Should I clear collections every fetch loop to be used in forall? PLSQL Oracle


Lets say I have a huge data(100k-1m rows) in table1 that I need to do some checking then update their status on table2 based on the filtered results. As you can see with my simplified code. I bulk collect 1000 rows per batch and filter them into 3 different collections (dsa1, dsa2, dsa3) then later forall update this 3 collections into table2.

My problem here is that lets say the first fetch gets 100 rows into dsa1, then the second fetch only gets 70 rows into dsa1. When the forall update runs it also updates the old 30 rows in dsa1 from the first fetch.

2 Solutions I think of is first, is delete all elements in collects every fetch loop. and second is to put the forall outside the fetch loop which will make the 3 collections very large but forall is only called once.
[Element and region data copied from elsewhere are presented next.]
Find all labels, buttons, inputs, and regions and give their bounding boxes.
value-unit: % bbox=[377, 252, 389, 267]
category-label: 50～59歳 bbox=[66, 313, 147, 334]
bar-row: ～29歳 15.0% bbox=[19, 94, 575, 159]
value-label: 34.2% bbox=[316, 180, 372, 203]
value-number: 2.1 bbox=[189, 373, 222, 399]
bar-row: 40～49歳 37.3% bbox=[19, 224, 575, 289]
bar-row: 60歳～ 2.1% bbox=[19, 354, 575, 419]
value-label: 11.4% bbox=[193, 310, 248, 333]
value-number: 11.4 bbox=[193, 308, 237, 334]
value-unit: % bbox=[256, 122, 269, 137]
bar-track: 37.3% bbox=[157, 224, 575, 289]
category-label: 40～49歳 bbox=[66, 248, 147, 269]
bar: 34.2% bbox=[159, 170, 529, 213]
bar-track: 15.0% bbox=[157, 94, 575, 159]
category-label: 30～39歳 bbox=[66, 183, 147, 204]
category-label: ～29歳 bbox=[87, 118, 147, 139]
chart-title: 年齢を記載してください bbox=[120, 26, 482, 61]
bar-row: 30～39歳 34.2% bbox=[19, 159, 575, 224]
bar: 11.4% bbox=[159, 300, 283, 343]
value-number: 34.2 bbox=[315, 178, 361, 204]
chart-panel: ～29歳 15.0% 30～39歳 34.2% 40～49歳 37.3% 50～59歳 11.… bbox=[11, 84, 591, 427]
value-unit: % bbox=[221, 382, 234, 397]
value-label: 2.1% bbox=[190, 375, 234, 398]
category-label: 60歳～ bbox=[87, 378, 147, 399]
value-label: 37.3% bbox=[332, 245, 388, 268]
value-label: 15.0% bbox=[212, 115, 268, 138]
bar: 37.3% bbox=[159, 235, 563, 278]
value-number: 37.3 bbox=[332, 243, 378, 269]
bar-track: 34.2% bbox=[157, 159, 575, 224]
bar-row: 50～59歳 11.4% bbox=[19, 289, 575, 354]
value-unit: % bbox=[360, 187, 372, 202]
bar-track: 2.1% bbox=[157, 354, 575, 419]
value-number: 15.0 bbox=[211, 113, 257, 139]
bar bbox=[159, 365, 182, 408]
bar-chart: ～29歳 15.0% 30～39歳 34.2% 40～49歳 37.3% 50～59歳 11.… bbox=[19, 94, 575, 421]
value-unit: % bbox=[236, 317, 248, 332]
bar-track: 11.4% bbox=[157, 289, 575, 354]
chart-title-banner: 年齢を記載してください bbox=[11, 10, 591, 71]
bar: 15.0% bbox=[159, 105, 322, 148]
The second solution will take up a lot of memory right? please advice what is the best solutions

declare

cursor c1 is 
select t1.id, t1.status, t2.con from table1 t1, table2 t2
where t1.id = t2.id;

type ty_c1 is table of c1%rowtype;
asd1 ty_c1 := ty_c1();

type ty_id is table of c1.id%type index by pls_integer;
dsa1 ty_id;
dsa2 ty_id;
dsa3 ty_id;
begin
    open c1;
    loop
        fetch c1 bulk collect into asd1 limit 1000;
        exit when asd1.count = 0;

        for i in 1 .. asd1.count
        loop
            if (asd1(i).status = 'ACT') then
                dsa1(i).id := asd1(i).id;
            elsif (asd1(i).status = 'NOT ACT') then
                dsa2(i).id := asd1(i).id;
            else
                dsa3(i).id := asd1(i).id;
            end if;
        end loop;

        forall idx in indices of dsa1
            update table2 set con = 'ACTIVE'
            where id = dsa1(idx).id;

        forall idx in indices of dsa2
            update table2 set con = 'NOT ACTIVE'
            where id = dsa2(idx).id;

        forall idx in indices of dsa3
            update table2 set con = 'DEAD'
            where id = dsa3(idx).id;


    end loop;
    close c1;
end;

Solution

  • From a performance perspective, building the three collections and hitting the database only once will be more performant at the expense of using more memory.

    So answer depends on the typical volume you will be processing and available memory.

    You can also have a fourth collection which remains empty and assign the empty collection to dsa1,dsa2 and dsa3 within the loop rather than deleting the entries.

    But looking at your code, since only the status is changing, why not create a collection based on a record of item and status or have a second collection to hold status and then regardless of status, you would be updating 1000 records at a time with a single collection.

    And a step further, since 1M records is nothing for an oracle database, (billions of records are huge, a million records is trivial) just use the database to do a single update select statement

    update table2 t2
    set conn=(select decode(t1.status, 'ACT', 'ACTIVE', 'NOT ACT','NON ACTIVE','DEAD') 
    from table1 t1)
    where t2.id=t1.id
    

    NB rows in t2 that dont exist in t1 will have conn set to null but you can restrict where clauses to limit impact if this is not desired.

    you could also add a parallel hint on both the update and the select to use more CPUs and if you are able to modify the data model, using a numeric code instead of a varchar to represent the status would also be more efficient.